По ощущениям, по меньшей мере час – хотя объективно, думаю, не более пятнадцати-двадцати минут – я поглаживал траву. Провел по ней пальцами, сорвал несколько травинок и развеял их по ветру, развернул отдельные стебельки к солнцу, а затем с откровенно нелепой тщательностью начал их рассматривать. Я получал эстетическое удовольствие от этого и даже почувствовал, что вполне мог бы войти в состояние осознанной восприимчивости. Вдруг я ощутил себя персонажем фильма Терренса Малика[89]
, который неспешно наслаждается деталями природы, культивируя в момент полного покоя и тишины тихий эстетический восторг, граничащий с духовным. Но затем, конечно же, мне пришло в голову, что персонаж фильма Терренса Малика никогда не будет думать о себе как о персонаже фильма. Я был, как мне казалось, персонажем телевизионной рекламы, режиссер которой бесстыдно, до плагиата, был под влиянием Малика. Мой же опыт был дешевой имитацией подлинно интимного опыта общения с природой, который можно было увидеть в фильме Малика. До работ этого режиссера у меня, если уж честно, никогда не доходили руки.По мере того как день клонился к вечеру, самосознание постепенно отступало, и я начинал смотреть на вещи – на колыхание травы на ветру, на отблески солнечного света на реке – не как на свидетельство моего единения с природой. В течение нескольких минут я наблюдал, как крошечный паук, время от времени замирая, блуждал по странице моего блокнота, прежде чем в конце концов протиснуться в маленький складной бумажный кармашек на задней обложке. Мне пришлось выуживать его с помощью кремового вкладыша, который лежал в этом же кармашке, после чего я рефлекторно начал читать его. Так я узнал о том, что мой блокнот был наследником и преемником легендарной линейки писчебумажных принадлежностей, любимой такими гигантами культуры девятнадцатого и двадцатого веков, как Пабло Пикассо, Эрнест Хемингуэй и Брюс Чатвин[90]

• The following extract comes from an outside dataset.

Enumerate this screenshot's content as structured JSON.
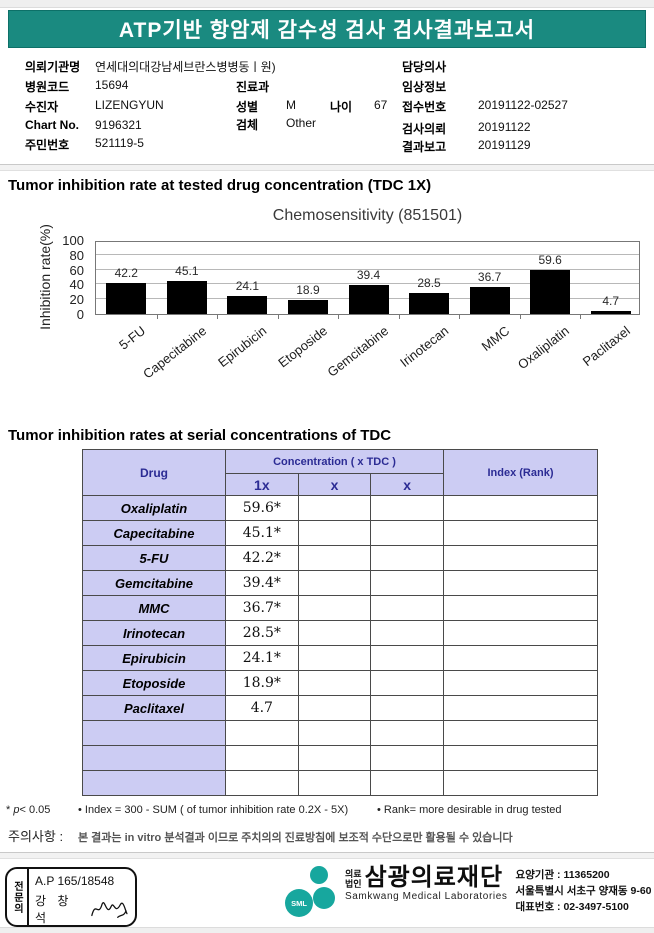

. Согласно вкладышу именно Чатвин, особенно одержимый поклонник маленькой черной записной книжки, дал ей имя «Молескин». Для меня Чатвин был обладателем писательской манеры стильной суровости, а потому я задался вопросом, не стану ли я, подобно тому как мой блокнот был наследником и преемником легендарной любимой Чатвином канцелярской линии и учитывая тот вид литературных упражнений, которыми я в настоящее время был увлечен, когда-нибудь наследником и преемником Чатвина. Если честно, его труды я никогда не читал, но представлял его, возможно даже правильно, писателем, который отправляется в дикую природу в одиночестве, одетый в стильную и одновременно практичную одежду с множеством карманов для записных книжек и других полезных вещиц, чтобы затем вернуться и изложить все это в прозе, которая была такой же стильной и практичной, как и его одежда.В этот момент я был возвращен в настоящее, за пределы которого ненадолго вышел или мне показалось, что вышел. Мое возвращение было опосредовано чтением высококлассной рекламной листовки, то есть тем, что бросало вызов идее соло, согласно которой ничто не должно стоять между мной и глубоким и подлинным переживанием природы.

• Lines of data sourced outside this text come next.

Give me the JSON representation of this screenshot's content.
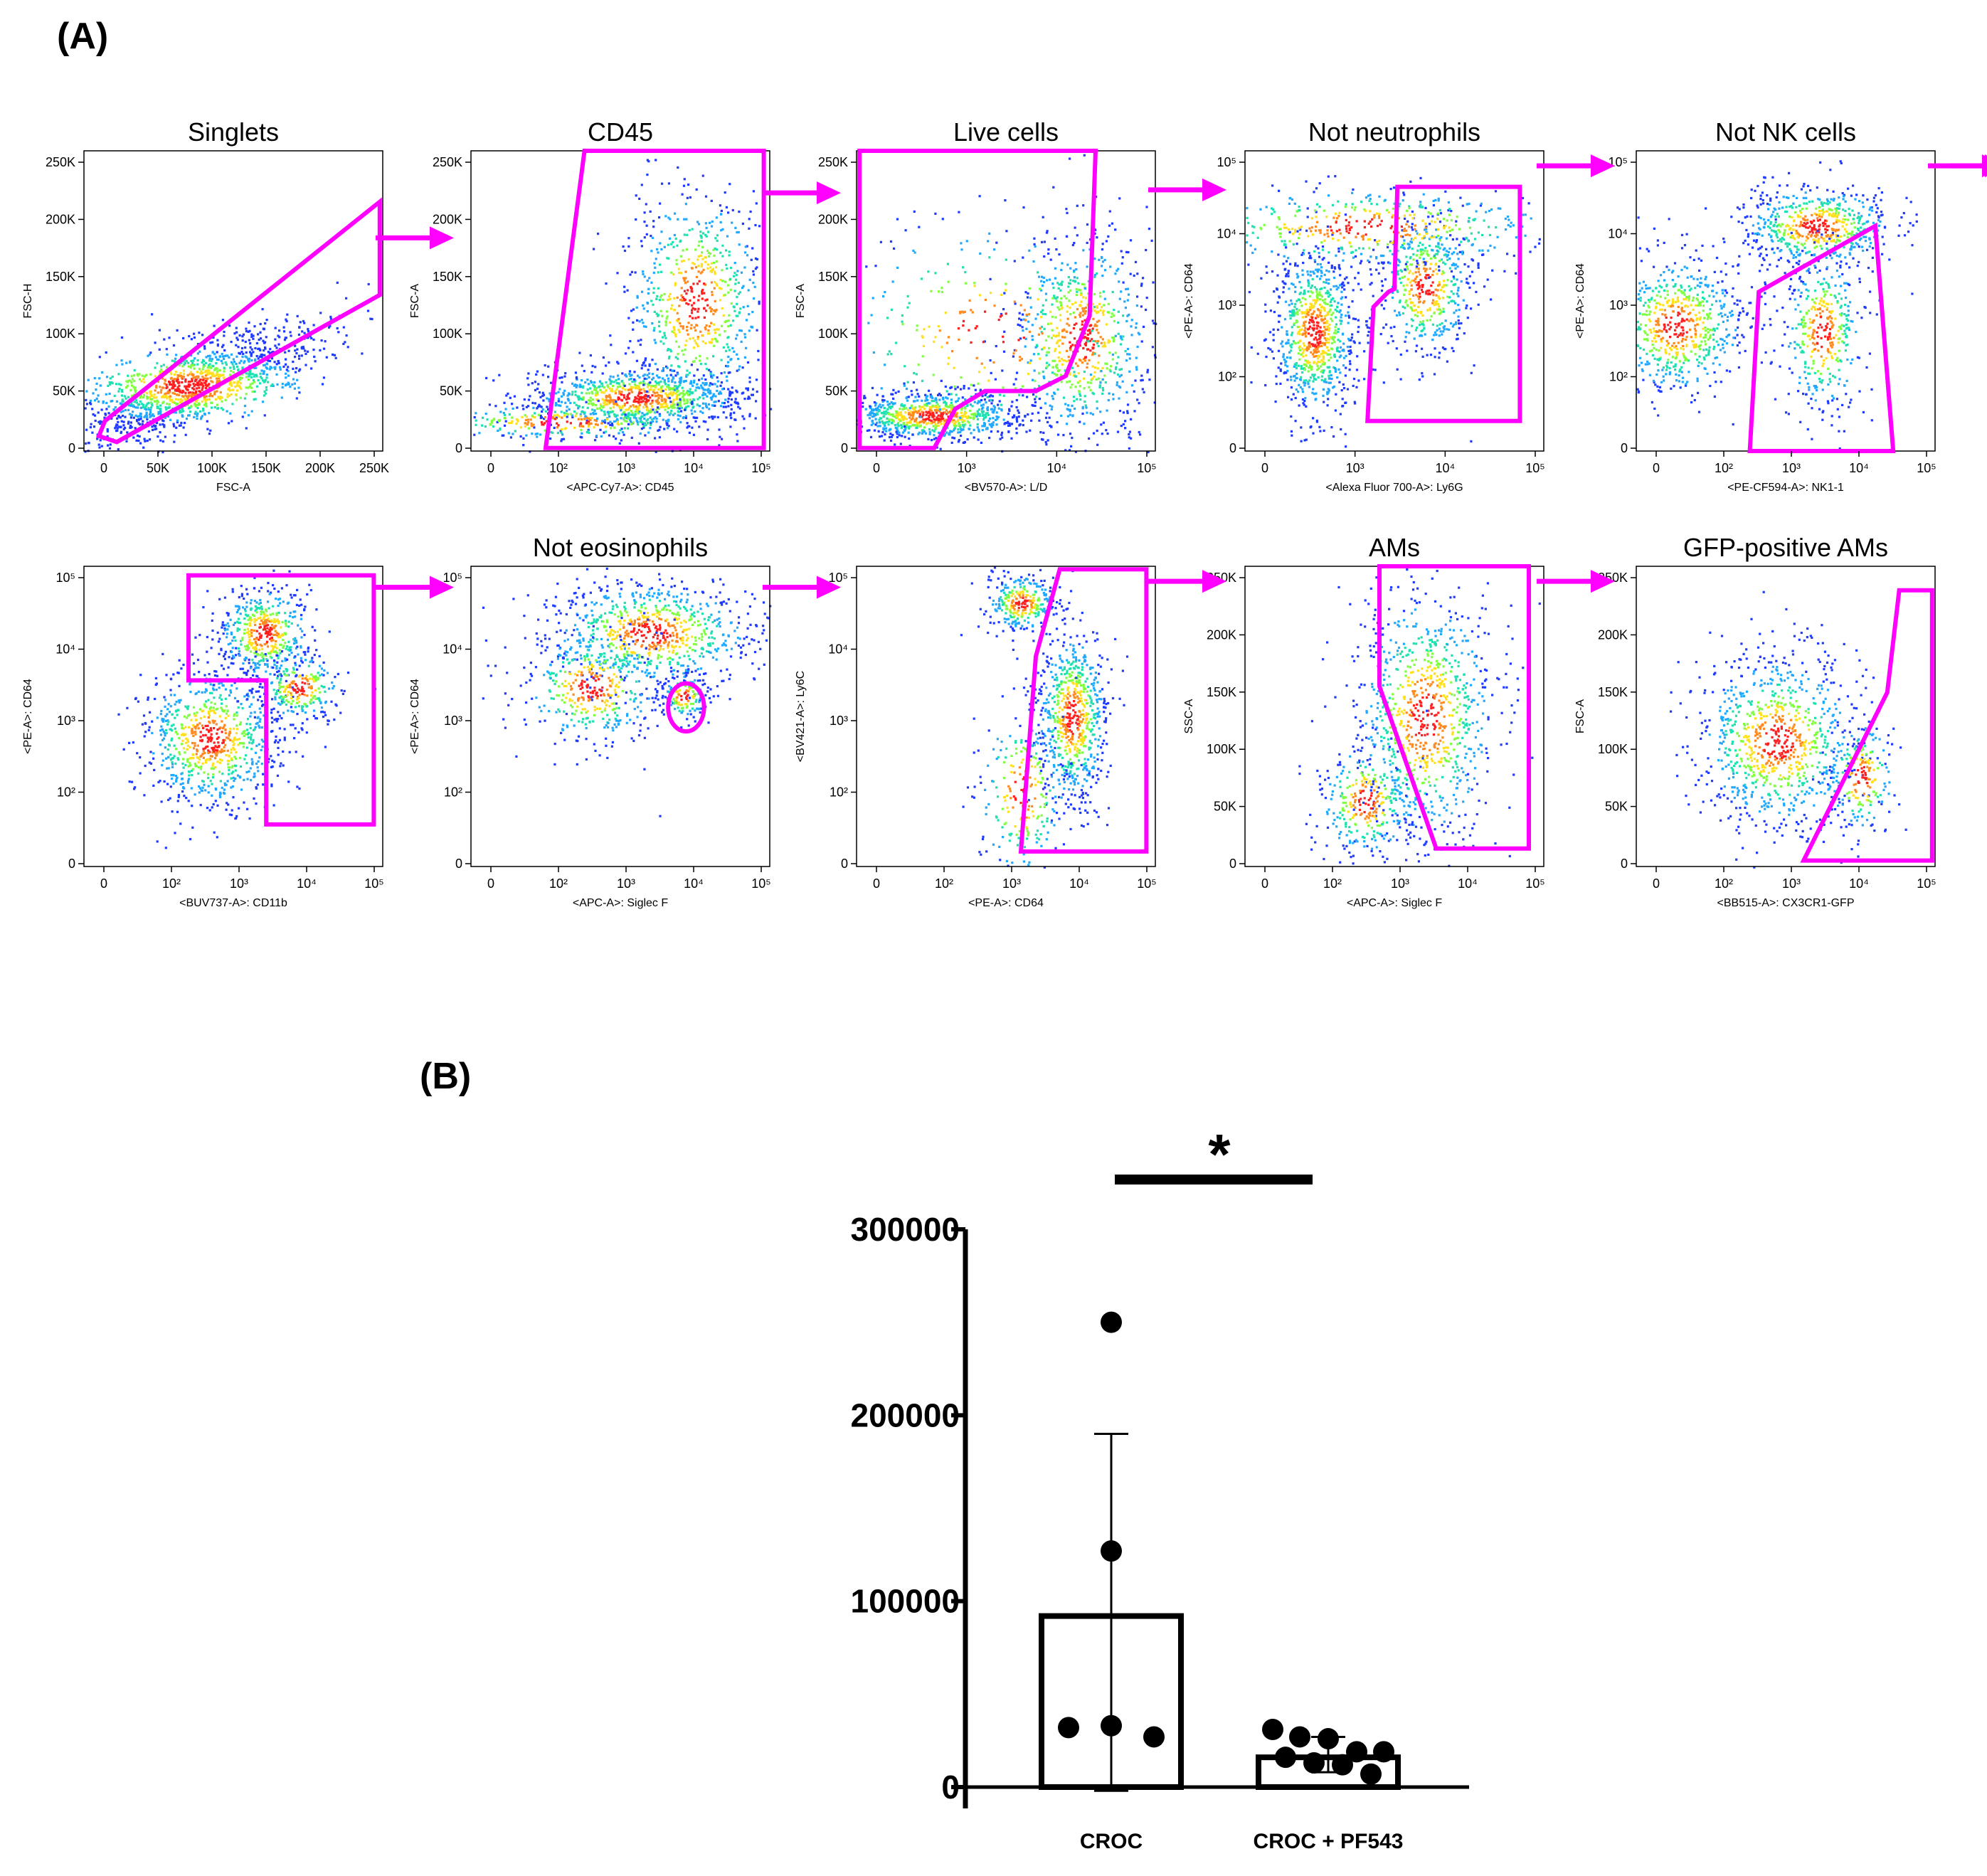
{
  "panels": {
    "a_label": "(A)",
    "b_label": "(B)"
  },
  "colors": {
    "gate": "#ff00ff",
    "axis": "#000000",
    "bar": "#000000"
  },
  "chart_data": [
    {
      "type": "scatter",
      "panel": "A",
      "description_type": "flow_cytometry_gating",
      "plots": [
        {
          "title": "Singlets",
          "xlabel": "FSC-A",
          "ylabel": "FSC-H",
          "xticks": [
            "0",
            "50K",
            "100K",
            "150K",
            "200K",
            "250K"
          ],
          "yticks": [
            "0",
            "50K",
            "100K",
            "150K",
            "200K",
            "250K"
          ]
        },
        {
          "title": "CD45",
          "xlabel": "<APC-Cy7-A>: CD45",
          "ylabel": "FSC-A",
          "xticks": [
            "0",
            "10²",
            "10³",
            "10⁴",
            "10⁵"
          ],
          "yticks": [
            "0",
            "50K",
            "100K",
            "150K",
            "200K",
            "250K"
          ]
        },
        {
          "title": "Live cells",
          "xlabel": "<BV570-A>: L/D",
          "ylabel": "FSC-A",
          "xticks": [
            "0",
            "10³",
            "10⁴",
            "10⁵"
          ],
          "yticks": [
            "0",
            "50K",
            "100K",
            "150K",
            "200K",
            "250K"
          ]
        },
        {
          "title": "Not neutrophils",
          "xlabel": "<Alexa Fluor 700-A>: Ly6G",
          "ylabel": "<PE-A>: CD64",
          "xticks": [
            "0",
            "10³",
            "10⁴",
            "10⁵"
          ],
          "yticks": [
            "0",
            "10²",
            "10³",
            "10⁴",
            "10⁵"
          ]
        },
        {
          "title": "Not NK cells",
          "xlabel": "<PE-CF594-A>: NK1-1",
          "ylabel": "<PE-A>: CD64",
          "xticks": [
            "0",
            "10²",
            "10³",
            "10⁴",
            "10⁵"
          ],
          "yticks": [
            "0",
            "10²",
            "10³",
            "10⁴",
            "10⁵"
          ]
        },
        {
          "title": "",
          "xlabel": "<BUV737-A>: CD11b",
          "ylabel": "<PE-A>: CD64",
          "xticks": [
            "0",
            "10²",
            "10³",
            "10⁴",
            "10⁵"
          ],
          "yticks": [
            "0",
            "10²",
            "10³",
            "10⁴",
            "10⁵"
          ]
        },
        {
          "title": "Not eosinophils",
          "xlabel": "<APC-A>: Siglec F",
          "ylabel": "<PE-A>: CD64",
          "xticks": [
            "0",
            "10²",
            "10³",
            "10⁴",
            "10⁵"
          ],
          "yticks": [
            "0",
            "10²",
            "10³",
            "10⁴",
            "10⁵"
          ]
        },
        {
          "title": "",
          "xlabel": "<PE-A>: CD64",
          "ylabel": "<BV421-A>: Ly6C",
          "xticks": [
            "0",
            "10²",
            "10³",
            "10⁴",
            "10⁵"
          ],
          "yticks": [
            "0",
            "10²",
            "10³",
            "10⁴",
            "10⁵"
          ]
        },
        {
          "title": "AMs",
          "xlabel": "<APC-A>: Siglec F",
          "ylabel": "SSC-A",
          "xticks": [
            "0",
            "10²",
            "10³",
            "10⁴",
            "10⁵"
          ],
          "yticks": [
            "0",
            "50K",
            "100K",
            "150K",
            "200K",
            "250K"
          ]
        },
        {
          "title": "GFP-positive AMs",
          "xlabel": "<BB515-A>: CX3CR1-GFP",
          "ylabel": "FSC-A",
          "xticks": [
            "0",
            "10²",
            "10³",
            "10⁴",
            "10⁵"
          ],
          "yticks": [
            "0",
            "50K",
            "100K",
            "150K",
            "200K",
            "250K"
          ]
        }
      ]
    },
    {
      "type": "bar",
      "panel": "B",
      "categories": [
        "CROC",
        "CROC + PF543"
      ],
      "values": [
        92000,
        16000
      ],
      "error_bars": [
        [
          -2000,
          190000
        ],
        [
          8000,
          27000
        ]
      ],
      "points": [
        [
          250000,
          127000,
          33000,
          32000,
          27000
        ],
        [
          31000,
          27000,
          26000,
          19000,
          19000,
          16000,
          13000,
          12000,
          7000
        ]
      ],
      "ylim": [
        0,
        300000
      ],
      "yticks": [
        "0",
        "100000",
        "200000",
        "300000"
      ],
      "significance": "*",
      "title": "",
      "xlabel": "",
      "ylabel": ""
    }
  ]
}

Внезапно и неожиданно сильно меня охватило чувство собственной нелепости. Стало вдруг совсем непонятно, что я делаю здесь, часами высиживая на берегу реки в отдаленной шотландской глуши, созерцая природу и осознавая свое место в ней как человека. Это было не так уж плохо; на самом деле все, наверное, было даже прекрасно. Но по факту то, что я сидел здесь и пытался все это обдумать, было провалом. Я посмотрел на восток, на долину – хотя, возможно, и на запад, так как не знал, где нахожусь, ни в прямом, ни в переносном смысле, – в общем, на гору, куда, по словам Пола Кингснорта, он отправился для своего соло. Интересно, что он делает там, наверху, на своей в буквальном смысле темной горе? Я подумал, что он не стал бы читать маленькую листовку-вкладыш к своему блокноту «Молескин», сравнивая себя с Брюсом Чатвином, с творчеством которого он почти наверняка был знаком. Скорее всего, у него и «Молескина»-то нет. Я представил себе, как он часами медитирует. Представил, как он вырезает грубый духовой инструмент из куска дерева, подобранного им в траве возле палатки. Представил, что у него даже нет палатки и он спит под открытым небом. Представил, как он получает из эфира глубокие озарения о наших апокалиптических днях, о днях наших бед, которые к тому времени, как он спустится с горы на следующий день, преобразятся в искусно сплетенные истории. Их он и расскажет всем с большим мастерством и убежденностью. Я попытался представить себе, какого рода озарения он мог бы переживать, но в отчаянной попытке спроецировать на себя самого Кингснорта не смог вообразить вообще ничего, потому что такие озарения были, по-видимому, далеко за пределами моей способности воображать.